Every entrepreneur’s situation and decision are different, which makes finding the right business structure a very personal decision. While there are some common legal structures for a business, e.g., company, partnership, sole trader etc, how you set up and manage your business will differ depending on your goals, mission, and the products and services you sell.
What is a hobby business according to Jenni Walke?
For me, a hobby business is something that you dabble with. What I mean by that is, it’s something that you drop in and out of; not something that you necessarily do consistently. Think of the artist who paints occasionally or the gardener who pots their cuttings to sell at markets intermittently.
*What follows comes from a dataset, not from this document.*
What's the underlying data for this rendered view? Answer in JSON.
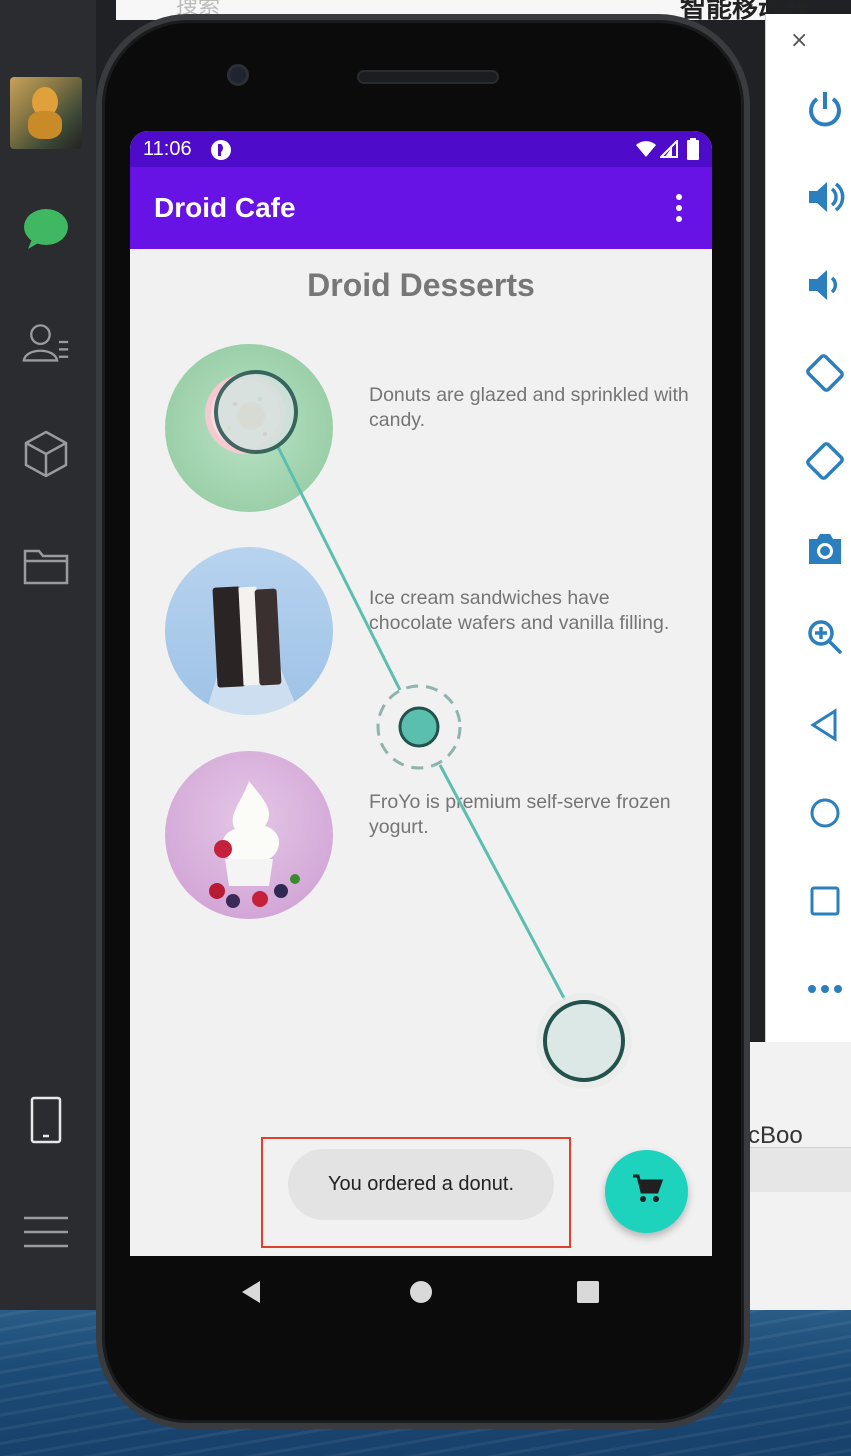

Hobbyists, choose what they do because they love doing the “thing”, e.g., art, gardening, jewelry making, pottery, and so on. And, the ability to make an income on the side is a bonus, not the purpose.
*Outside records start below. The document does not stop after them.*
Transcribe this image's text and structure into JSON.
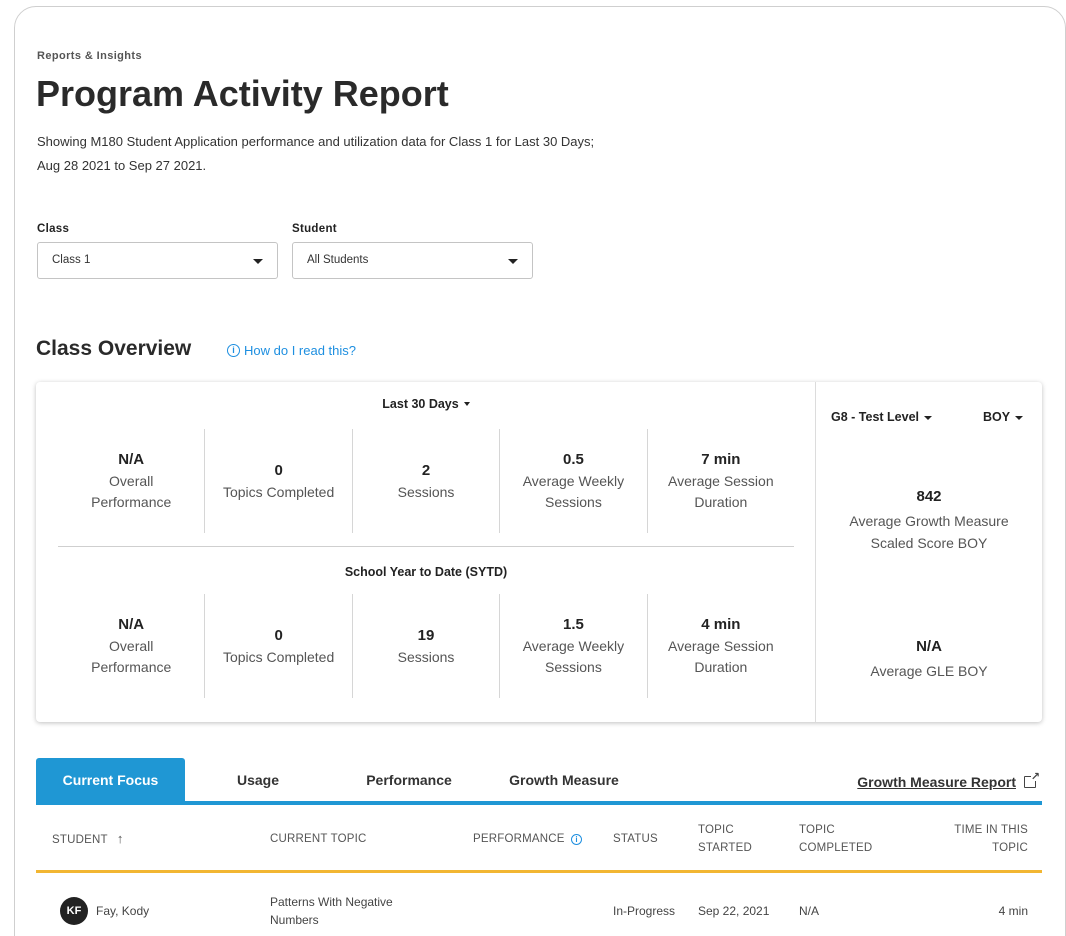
{
  "header": {
    "eyebrow": "Reports & Insights",
    "title": "Program Activity Report",
    "description": "Showing M180 Student Application performance and utilization data for Class 1 for Last 30 Days; Aug 28 2021 to Sep 27 2021."
  },
  "filters": {
    "class": {
      "label": "Class",
      "value": "Class 1"
    },
    "student": {
      "label": "Student",
      "value": "All Students"
    }
  },
  "overview": {
    "title": "Class Overview",
    "help_link": "How do I read this?",
    "last30": {
      "label": "Last 30 Days",
      "metrics": [
        {
          "value": "N/A",
          "label": "Overall Performance"
        },
        {
          "value": "0",
          "label": "Topics Completed"
        },
        {
          "value": "2",
          "label": "Sessions"
        },
        {
          "value": "0.5",
          "label": "Average Weekly Sessions"
        },
        {
          "value": "7 min",
          "label": "Average Session Duration"
        }
      ]
    },
    "sytd": {
      "label": "School Year to Date (SYTD)",
      "metrics": [
        {
          "value": "N/A",
          "label": "Overall Performance"
        },
        {
          "value": "0",
          "label": "Topics Completed"
        },
        {
          "value": "19",
          "label": "Sessions"
        },
        {
          "value": "1.5",
          "label": "Average Weekly Sessions"
        },
        {
          "value": "4 min",
          "label": "Average Session Duration"
        }
      ]
    },
    "side": {
      "test_level": "G8 - Test Level",
      "period": "BOY",
      "growth": {
        "value": "842",
        "label": "Average Growth Measure Scaled Score BOY"
      },
      "gle": {
        "value": "N/A",
        "label": "Average GLE BOY"
      }
    }
  },
  "tabs": {
    "items": [
      "Current Focus",
      "Usage",
      "Performance",
      "Growth Measure"
    ],
    "active": "Current Focus",
    "external_link": "Growth Measure Report"
  },
  "table": {
    "headers": {
      "student": "STUDENT",
      "current_topic": "CURRENT TOPIC",
      "performance": "PERFORMANCE",
      "status": "STATUS",
      "topic_started": "TOPIC STARTED",
      "topic_completed": "TOPIC COMPLETED",
      "time_in_topic": "TIME IN THIS TOPIC"
    },
    "rows": [
      {
        "initials": "KF",
        "student": "Fay, Kody",
        "current_topic": "Patterns With Negative Numbers",
        "performance": "",
        "status": "In-Progress",
        "topic_started": "Sep 22, 2021",
        "topic_completed": "N/A",
        "time_in_topic": "4 min"
      }
    ]
  },
  "colors": {
    "accent": "#1f97d4",
    "link": "#1e8fe0",
    "row_divider": "#f2b632"
  }
}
The reality though, hobby businesses, just like legal companies, partnerships, or sole traders are a form of business. The key difference is the owner’s intention.
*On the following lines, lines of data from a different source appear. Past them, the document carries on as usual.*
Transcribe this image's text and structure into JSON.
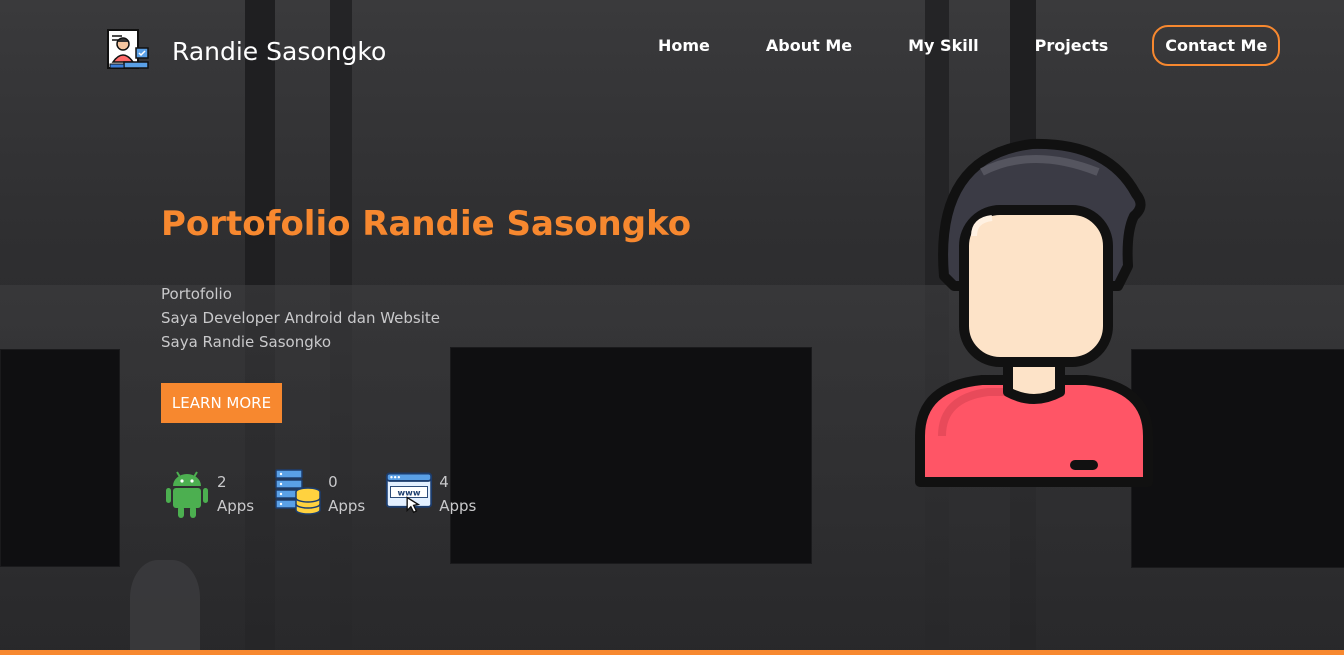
{
  "brand": {
    "name": "Randie Sasongko",
    "logo_icon": "developer-avatar-icon"
  },
  "nav": {
    "items": [
      {
        "label": "Home"
      },
      {
        "label": "About Me"
      },
      {
        "label": "My Skill"
      },
      {
        "label": "Projects"
      },
      {
        "label": "Contact Me"
      }
    ]
  },
  "hero": {
    "title": "Portofolio Randie Sasongko",
    "lines": [
      "Portofolio",
      "Saya Developer Android dan Website",
      "Saya Randie Sasongko"
    ],
    "cta_label": "LEARN MORE",
    "illustration": "person-avatar-icon"
  },
  "stats": [
    {
      "icon": "android-icon",
      "count": "2",
      "label": "Apps"
    },
    {
      "icon": "database-server-icon",
      "count": "0",
      "label": "Apps"
    },
    {
      "icon": "www-browser-icon",
      "count": "4",
      "label": "Apps"
    }
  ],
  "colors": {
    "accent": "#f7882f",
    "background": "#2f2f31",
    "text_primary": "#ffffff",
    "text_muted": "#c9c9cb"
  }
}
Hobby businesses are generally (not always) focused on doing what they want to do first, and if someone pays them for it – that is a bonus. The “hobby” concept is about being able to pop in and out when you feel like it, so the intention is to do what I love, not focus on what their customers may need.
Starting out as a hobby is what most inventors, artisans and entrepreneurs do. Why? Because when you are a hobby business you:
- Can play and explore what you want to create
- Can take risks
- Have lower overheads, and
- You can CHOOSE when you want to work and where.
If you want a weekend off, you can take it – because your hobby is mostly likely not your sole source of income, it’s milk money!
However, after a while though, the hobby business can, and if you have found a niche that serves your target market will likely morph and shift from a hobby to a side hustle, and the into a fulltime business – and this is where the intention comes in.
As you sell your product, or offer your service, you start to see that you can make “real money” from it, and so you start to get more organised; you deliver the service or make the product more regularly, and suddenly you begin working to service the client demand…
a.) Not offering as much money as your “hobby”
b.) Cutting into your delivery/production time, and
c.) No longer making you happy.
And so, at this point, you realise your hobby is actually a full-blown business.
The transition from a “hobby” to a “business” is something that many businesses and entrepreneurs go through. This transition has nothing to do with the legal structure you choose, rather the way you interact with your business and how your business interacts with its clients.